De sociale ethiek van welke samenleving dan ook kan niet onze ultieme gids zijn. Paulus schreef aan Titus, die diende op het eiland Kreta: “Een van Kreta’s eigen profeten heeft het gezegd: ‘Kretenzers zijn altijd leugenaars, slechte bruten, luie vreters.’ Dit gezegde is waar. Berisp hen daarom scherp, opdat zij gezond worden in het geloof” (Titus 1:12-13). Eerst identificeert Paulus de sociale ethiek van de Kretenzers: liegen, slecht gedrag, en luiheid werden als normaal beschouwd. Dan zegt hij tegen Titus dat hij dergelijk gedrag scherp moet veroordelen. De sociale ethiek van Kreta was onverenigbaar met een gezond geloof.
Gelovigen moeten een bijbelse ethiek hebben. Wij moeten de wereld of het systeem van de wereld niet liefhebben (1 Johannes 2:15-16); onze schat is in de hemel (Mattheüs 6:20). De aanvaarding van de maatschappij waartoe wij behoren mag nooit ons hoogste doel zijn. Waar de sociale ethiek in strijd is met Gods Woord, voegen wij ons naar de Bijbel.

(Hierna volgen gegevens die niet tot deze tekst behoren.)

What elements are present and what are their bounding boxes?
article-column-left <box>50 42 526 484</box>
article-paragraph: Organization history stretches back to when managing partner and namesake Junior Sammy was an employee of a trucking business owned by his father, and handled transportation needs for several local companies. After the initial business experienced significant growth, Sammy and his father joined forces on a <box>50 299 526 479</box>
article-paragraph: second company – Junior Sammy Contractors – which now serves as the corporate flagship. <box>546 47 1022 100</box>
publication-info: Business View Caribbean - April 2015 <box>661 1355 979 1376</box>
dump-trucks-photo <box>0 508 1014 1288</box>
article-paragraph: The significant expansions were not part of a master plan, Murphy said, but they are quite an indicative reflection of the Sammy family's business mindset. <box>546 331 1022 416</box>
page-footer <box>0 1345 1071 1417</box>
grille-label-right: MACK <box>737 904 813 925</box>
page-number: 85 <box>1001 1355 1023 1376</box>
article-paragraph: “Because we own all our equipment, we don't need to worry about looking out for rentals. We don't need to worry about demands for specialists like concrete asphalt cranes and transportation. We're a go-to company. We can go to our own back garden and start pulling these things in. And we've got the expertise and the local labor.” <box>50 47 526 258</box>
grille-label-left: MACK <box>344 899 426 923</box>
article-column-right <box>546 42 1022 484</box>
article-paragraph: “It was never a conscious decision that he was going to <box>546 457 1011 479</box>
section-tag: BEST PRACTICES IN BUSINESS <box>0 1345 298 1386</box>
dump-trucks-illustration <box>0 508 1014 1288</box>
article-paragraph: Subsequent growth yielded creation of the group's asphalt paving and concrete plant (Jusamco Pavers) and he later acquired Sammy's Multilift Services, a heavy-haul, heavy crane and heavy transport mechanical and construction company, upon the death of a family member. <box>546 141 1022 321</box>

Deze wereld is niet ons thuis. Wij zijn burgers van een ander koninkrijk, hier in opdracht van onze Vader, de Koning (2 Korintiërs 5:20). Terwijl wij hier leven, moeten wij al het mogelijke doen om de ethiek te eren van de streek waar wij verblijven, als dat nodig is om anderen te bereiken met het evangelie. Eerste Korintiërs 9:19-23 is Paulus’ instructie over hoe we ons moeten gedragen volgens de sociale ethiek van de mensen die we willen bereiken: “Hoewel ik vrij ben en niemand toebehoor, heb ik mijzelf voor iedereen tot slaaf gemaakt, om er zoveel mogelijk te winnen. Voor de Joden ben ik geworden als een Jood, om de Joden te winnen. Voor hen die onder de wet zijn, ben ik geworden als iemand die onder de wet is (hoewel ik zelf niet onder de wet ben), om hen die onder de wet zijn, te winnen. Voor hen die de wet niet hebben, ben ik geworden als iemand die de wet niet heeft (hoewel ik niet vrij ben van de wet van God, maar onder de wet van Christus sta), om hen te winnen die de wet niet hebben. Voor de zwakken ben ik zwak geworden, om de zwakken te winnen. Ik ben alles voor allen geworden, opdat ik met alle mogelijke middelen sommigen zou kunnen redden. Dit alles doe ik omwille van het evangelie, opdat ik deel zou hebben aan de zegeningen ervan”. Voor de christen moet de sociale ethiek van God altijd onze leidraad zijn.